This is a guest post by Huston, who is a high school and college English teacher, a convert, and the father of six.
Five years ago, my wife’s grandfather had a major stroke. A physically active man throughout his adulthood, he saw most of his strength evaporate overnight. In the immediate aftermath of the stroke, he needed constant care. Was his life ruined?
Not at all. He and his wife had had eight children. Each of those eight had had several children. By the time of his stroke, most of the grandchildren themselves were adults who were starting families. Between the descendants and their spouses, there was an army of dozens who were ready and able to serve.
The grandchildren utilized social media and coordinated around-the-clock care for him for weeks. Then we helped move him and his wife out of the home they could no longer care for themselves in. Today, they live with a son and daughter-in-law who are themselves empty nesters with decades of independence ahead of them.
Financial burden to society: zero.
On the other hand, I’ve known of several situations where sick and/or aging people had little to no family and spent their declining days in the care of public institutions. They resented the sterility of their environment, and much of the cost ended up falling to the taxpayers, after their own resources quickly disappeared. As our country grows older, having had fewer children, this miserable situation will become far more common.
Previous generations understood that having children was part of an implied social contract; an acknowledgement that we had each been the beneficiaries of a family that provided a great deal of infrastructure for us, and that raising children to take our place was part of our obligation to the future success of society. Among the simplest aspects of that provision for maintaining and improving things in the future is the responsibility to care for the aging members of a family when the time comes.
When people stop having children, they’re reneging on their part of the contract. They’re saying, “I’ve profited from living in this advanced civilization, but I don’t intend to help promote its growth and security in the future in the most fundamental way required by nature.” In the parlance of our liberal friends, this philosophy is unsustainable.

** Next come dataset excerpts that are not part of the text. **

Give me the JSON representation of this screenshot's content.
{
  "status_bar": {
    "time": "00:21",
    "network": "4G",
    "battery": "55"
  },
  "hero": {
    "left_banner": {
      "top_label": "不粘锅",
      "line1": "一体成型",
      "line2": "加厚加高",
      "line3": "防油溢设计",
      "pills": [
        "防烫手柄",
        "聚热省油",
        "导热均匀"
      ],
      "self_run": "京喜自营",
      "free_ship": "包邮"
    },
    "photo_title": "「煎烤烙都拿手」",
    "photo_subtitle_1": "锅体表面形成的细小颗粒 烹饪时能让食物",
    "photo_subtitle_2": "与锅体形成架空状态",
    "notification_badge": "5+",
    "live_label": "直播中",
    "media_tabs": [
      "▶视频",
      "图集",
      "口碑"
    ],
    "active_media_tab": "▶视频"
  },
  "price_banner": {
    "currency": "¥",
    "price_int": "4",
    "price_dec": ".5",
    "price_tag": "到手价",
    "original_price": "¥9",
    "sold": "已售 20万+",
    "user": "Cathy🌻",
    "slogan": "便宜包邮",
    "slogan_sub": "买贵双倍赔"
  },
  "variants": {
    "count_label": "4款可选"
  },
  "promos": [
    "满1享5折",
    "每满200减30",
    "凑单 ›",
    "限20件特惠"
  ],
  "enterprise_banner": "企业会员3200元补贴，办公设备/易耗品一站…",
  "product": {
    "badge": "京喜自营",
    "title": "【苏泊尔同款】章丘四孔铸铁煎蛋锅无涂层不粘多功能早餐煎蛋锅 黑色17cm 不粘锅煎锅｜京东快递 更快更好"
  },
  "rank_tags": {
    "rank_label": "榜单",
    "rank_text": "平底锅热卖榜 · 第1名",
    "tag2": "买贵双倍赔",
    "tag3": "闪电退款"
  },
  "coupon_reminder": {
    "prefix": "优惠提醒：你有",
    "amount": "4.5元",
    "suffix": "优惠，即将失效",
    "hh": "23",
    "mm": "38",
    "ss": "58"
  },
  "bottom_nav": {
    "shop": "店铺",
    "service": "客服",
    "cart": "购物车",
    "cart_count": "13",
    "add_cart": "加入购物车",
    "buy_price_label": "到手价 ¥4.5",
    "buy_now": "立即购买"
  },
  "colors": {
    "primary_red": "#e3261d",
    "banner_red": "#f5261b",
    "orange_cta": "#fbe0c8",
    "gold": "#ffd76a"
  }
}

My wife’s grandfather was able to be cared for in optimal comfort, among loved ones, because he’d spent time and money in the raising of a large family. That expense of resources—energy and wealth—was an investment that reaped the creation not just of interest, but of new human capital: the most valuable asset of all, and one that’s becoming scarcer.
This last summer saw yet another scare story in the media about the cost of having children. Such anti-natal bigotry spawns things like a popular condom ad, where the product touts the virtue of saving you money by preventing you from having children.
Besides the many errors of the “children are too expensive to have these days” stories (the biggest expense they note is day care, which is clearly optional), none of them take into account a future which is so inevitable that it’s hardly invisible: if we’re not spending our money on children today, we’ll be spending it on other things later.
$240,000 to raise a child to 18? What about an average cost of $80,000 per year for nursing home care?
Actually, that nursing care is just a start. The overall health care costs of voluntary sterility will manifest in a variety of ways.
I work in education, and it’s no secret that when counselors meet with students, the advice children are given about the biggest field for job growth in the future is in health care. Between Obamacare and our aging, dependent population, it’s no wonder why.
In Japan–the Western nation furthest along the path of demographic extinction, and thus an eerie look into our own near future–people are turning to robots for care and companionship for the elderly.
In our own backyard, as people balk at the costs of having children, this money is still spent anyway, but on pets.
After all, does anybody think that this money we’re not spending on children in America is just going into the bank?